WILD's without WBTB

About WILD’s… They are said to work best when using with WBTB, but in nexusbooks.net/lucid it also says:

Whant happens if you do WILD without WBTB? Do you dream during NREM, or do you remember to dream until the REM? Does anyone know?

You dream during nREM too, or if you don’t dream a lot, you can try to stay conscious in the black nothingness untill the dreaming starts.

you must have to be amazing to be sucessfull at this.

How do you dream during NREM? I understand hypnogogic imagery and all, but you don’t actually jump into a non-dream world through that do you?

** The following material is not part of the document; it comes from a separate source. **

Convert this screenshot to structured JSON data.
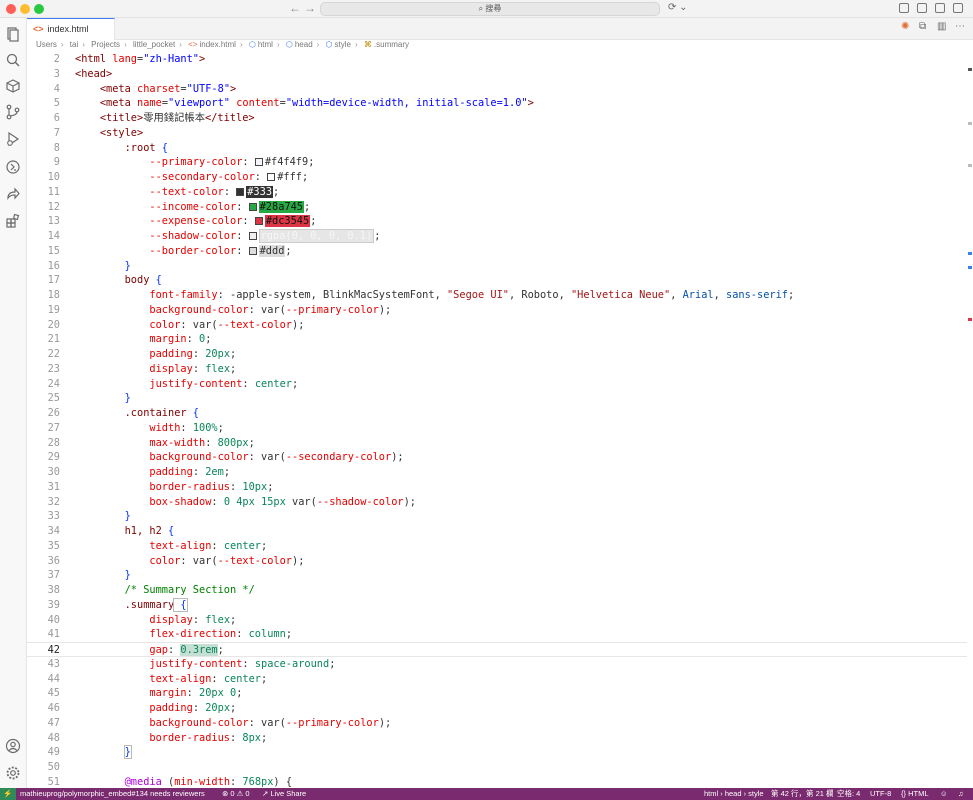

I always understood you had to stay conscious till your dream began (when an hypnogogic image turned into a dream).
Isn’t that the way it is?

During the later stages of the sleep cycle, brief awakenings are followed by a return to REM sleep. This is where practing WILD without WBTB comes into play.

Unfortunately, I fall back asleep in seconds (usually less than 15 seconds) and have trouble bringing any awareness into the sleeping/dreaming world.

Interesting, so how many minutes after falling asleep would REM actually begin?

It would be cool if someone who struggled with lucid dreaming just set their alarm clock to go off right before REM started, then they could stand up, do 21 jumping jacks, eat a load of sugar then go back to bed.

If I were to do that I could say by to my crappy sweat problem with the FILM technique. Bazzamers.

It all depends on where in your sleep cycle you are, but in the later hours it’s possible to wake briefly and fall back asleep into REM. Given the dreams I’ve had in snooze cycles, I would imagine that it is almost immediate.

nREM dreams are apparently less visual or perceptual, and more abstract or “thinking in your sleep” than REM-period dreaming. About 15% of dreams occur in nREM sleep.

WILD can be done withiut WBTB but generally this would involve doing WILD during the day. The primary reason for this is that at the beginning of the night, if you attempted WILD you would be have to pass through Delta (Stage 4) sleep and as far as I know it is impossible to stay conscious through this stage, thus your WILD would fail.

But you could do it in the morning or the afternoon since at those times you wouldn’t enter Delta Sleep.

Not impossible, just pretty hard. And your WILD would not fail really, you would just lose consciousness after stages 1,2 and 3 (which are part of nREM light sleep and go by pretty fast).

Thx for the correction.

i will try this…if i could do WILD right when i went 2 bed that would b the best thing in the entire world…then i could go have lucid dreams WHENEVER i want.thats awsome.i hope i can do it…

I think WILD may be easier than what you think!
Did you ever notice what happens to you before you fall asleep?
I once did that and I kind of WILDed! The hardest part was to stay in the dream! I find it easier when I LD normally!

peace@us.all

You can do WILD at bed time. Sometimes you may experience a brief black out when you do this but, it still works. I used to almost always lose consciousness for what seemed like a brief second. Now, sometimes I stay conscious and some times I loose consciousness. Either way it does not matter, you will become conscious once the dream starts. The amount of time you are unconscious will seem like a flash. It may go by so fast that you don’t even know it happened.

one of my friends did that once. I’d get bored after awhile, but apparently he thought it was pretty cool.

It happens the other way arround with me!
I think I “BlackOut” when the dream starts, I am conscious when the dream as not yet started!

You are conscious during the void or blankness but then loose consciousness when you enter the dream?

That is strange. Is it possible that you loose consciousness while still in the blackness? It can be difficult to maintain consciousness in that state. When I do stay congius there I never have problems maintaining consciousness when the dream starts.

It’s not so strange actually. When the dream starts, you can easily be swept away by it and forget that it s actually a dream, especially early on in the night. Many people also eport loosing consciousness while in a LD and continuing in a ND.